Bottom Line: We find Ultra-Structure offers substantial benefits for biological information systems, the largest being the integration of diverse information sources into a common framework.It also enables us to readily incorporate new data types, sources, and domain knowledge with no change to the database structure or associated computer code.Ultra-Structure may be a significant step towards solving the hard problem of data management and integration in the systems biology era.

View Article: PubMed Central - HTML - PubMed

Affiliation: Department of Microbiology and Immunology, UNC Chapel Hill, NC, USA. maier@med.unc.edu

ABSTRACT

Background: Modern, high-throughput biological experiments generate copious, heterogeneous, interconnected data sets. Research is dynamic, with frequently changing protocols, techniques, instruments, and file formats.

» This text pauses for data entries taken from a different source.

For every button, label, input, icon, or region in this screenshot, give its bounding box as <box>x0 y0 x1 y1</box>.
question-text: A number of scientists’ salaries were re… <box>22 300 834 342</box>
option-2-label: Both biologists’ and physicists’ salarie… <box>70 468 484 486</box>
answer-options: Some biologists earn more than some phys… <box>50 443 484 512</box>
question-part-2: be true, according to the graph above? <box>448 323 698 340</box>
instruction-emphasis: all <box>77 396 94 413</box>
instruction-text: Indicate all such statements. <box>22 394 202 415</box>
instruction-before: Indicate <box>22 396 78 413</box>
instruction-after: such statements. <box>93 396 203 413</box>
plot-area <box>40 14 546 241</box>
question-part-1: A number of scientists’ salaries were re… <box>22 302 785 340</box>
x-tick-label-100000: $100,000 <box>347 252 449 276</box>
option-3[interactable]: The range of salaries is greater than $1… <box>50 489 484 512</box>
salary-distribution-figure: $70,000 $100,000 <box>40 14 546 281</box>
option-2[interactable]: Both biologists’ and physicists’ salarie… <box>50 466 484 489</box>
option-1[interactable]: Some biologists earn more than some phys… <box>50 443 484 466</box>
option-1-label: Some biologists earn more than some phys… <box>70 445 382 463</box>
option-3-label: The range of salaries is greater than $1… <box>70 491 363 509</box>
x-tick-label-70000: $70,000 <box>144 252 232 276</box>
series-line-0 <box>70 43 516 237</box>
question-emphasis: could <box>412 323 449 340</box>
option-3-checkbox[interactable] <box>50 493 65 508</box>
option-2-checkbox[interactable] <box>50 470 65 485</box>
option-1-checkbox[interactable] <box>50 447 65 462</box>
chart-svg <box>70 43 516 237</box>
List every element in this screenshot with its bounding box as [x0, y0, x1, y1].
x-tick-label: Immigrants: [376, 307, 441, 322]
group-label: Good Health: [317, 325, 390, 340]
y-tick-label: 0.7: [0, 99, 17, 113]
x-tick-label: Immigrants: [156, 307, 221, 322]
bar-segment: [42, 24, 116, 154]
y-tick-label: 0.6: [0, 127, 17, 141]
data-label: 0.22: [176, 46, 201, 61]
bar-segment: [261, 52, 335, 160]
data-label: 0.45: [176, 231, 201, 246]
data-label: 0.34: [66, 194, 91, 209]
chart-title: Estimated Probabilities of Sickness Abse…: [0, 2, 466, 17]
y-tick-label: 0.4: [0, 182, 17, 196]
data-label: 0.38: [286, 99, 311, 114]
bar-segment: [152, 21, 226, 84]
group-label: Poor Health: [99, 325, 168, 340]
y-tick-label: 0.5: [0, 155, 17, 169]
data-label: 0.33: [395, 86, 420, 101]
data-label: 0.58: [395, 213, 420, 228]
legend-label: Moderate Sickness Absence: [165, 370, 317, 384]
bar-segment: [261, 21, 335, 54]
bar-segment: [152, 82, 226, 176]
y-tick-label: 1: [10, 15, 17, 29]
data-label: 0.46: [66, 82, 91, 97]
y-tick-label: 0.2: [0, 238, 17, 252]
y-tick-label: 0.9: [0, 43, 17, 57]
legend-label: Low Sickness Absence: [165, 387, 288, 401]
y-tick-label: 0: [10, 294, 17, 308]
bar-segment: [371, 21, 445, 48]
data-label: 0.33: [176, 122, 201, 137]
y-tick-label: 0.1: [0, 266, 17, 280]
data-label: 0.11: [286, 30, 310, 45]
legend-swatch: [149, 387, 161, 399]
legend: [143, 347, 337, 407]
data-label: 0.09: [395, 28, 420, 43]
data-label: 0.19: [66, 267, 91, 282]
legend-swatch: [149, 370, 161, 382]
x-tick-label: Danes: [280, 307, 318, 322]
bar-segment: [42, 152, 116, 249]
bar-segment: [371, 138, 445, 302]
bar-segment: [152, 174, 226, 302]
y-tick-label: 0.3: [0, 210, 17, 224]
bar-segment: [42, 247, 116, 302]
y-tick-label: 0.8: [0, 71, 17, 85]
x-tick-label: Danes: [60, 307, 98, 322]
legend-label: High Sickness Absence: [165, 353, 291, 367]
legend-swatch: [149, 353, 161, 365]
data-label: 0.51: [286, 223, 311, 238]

Because of these factors, systems designed to manage and integrate modern biological data sets often end up as large, unwieldy databases that become difficult to maintain or evolve. The novel rule-based approach of the Ultra-Structure design methodology presents a potential solution to this problem. By representing both data and processes as formal rules within a database, an Ultra-Structure system constitutes a flexible framework that enables users to explicitly store domain knowledge in both a machine- and human-readable form. End users themselves can change the system's capabilities without programmer intervention, simply by altering database contents; no computer code or schemas need be modified. This provides flexibility in adapting to change, and allows integration of disparate, heterogenous data sets within a small core set of database tables, facilitating joint analysis and visualization without becoming unwieldy. Here, we examine the application of Ultra-Structure to our ongoing research program for the integration of large proteomic and genomic data sets (proteogenomic mapping).

Results: We transitioned our proteogenomic mapping information system from a traditional entity-relationship design to one based on Ultra-Structure. Our system integrates tandem mass spectrum data, genomic annotation sets, and spectrum/peptide mappings, all within a small, general framework implemented within a standard relational database system. General software procedures driven by user-modifiable rules can perform tasks such as logical deduction and location-based computations. The system is not tied specifically to proteogenomic research, but is rather designed to accommodate virtually any kind of biological research.

Conclusion: We find Ultra-Structure offers substantial benefits for biological information systems, the largest being the integration of diverse information sources into a common framework. This facilitates systems biology research by integrating data from disparate high-throughput techniques. It also enables us to readily incorporate new data types, sources, and domain knowledge with no change to the database structure or associated computer code. Ultra-Structure may be a significant step towards solving the hard problem of data management and integration in the systems biology era.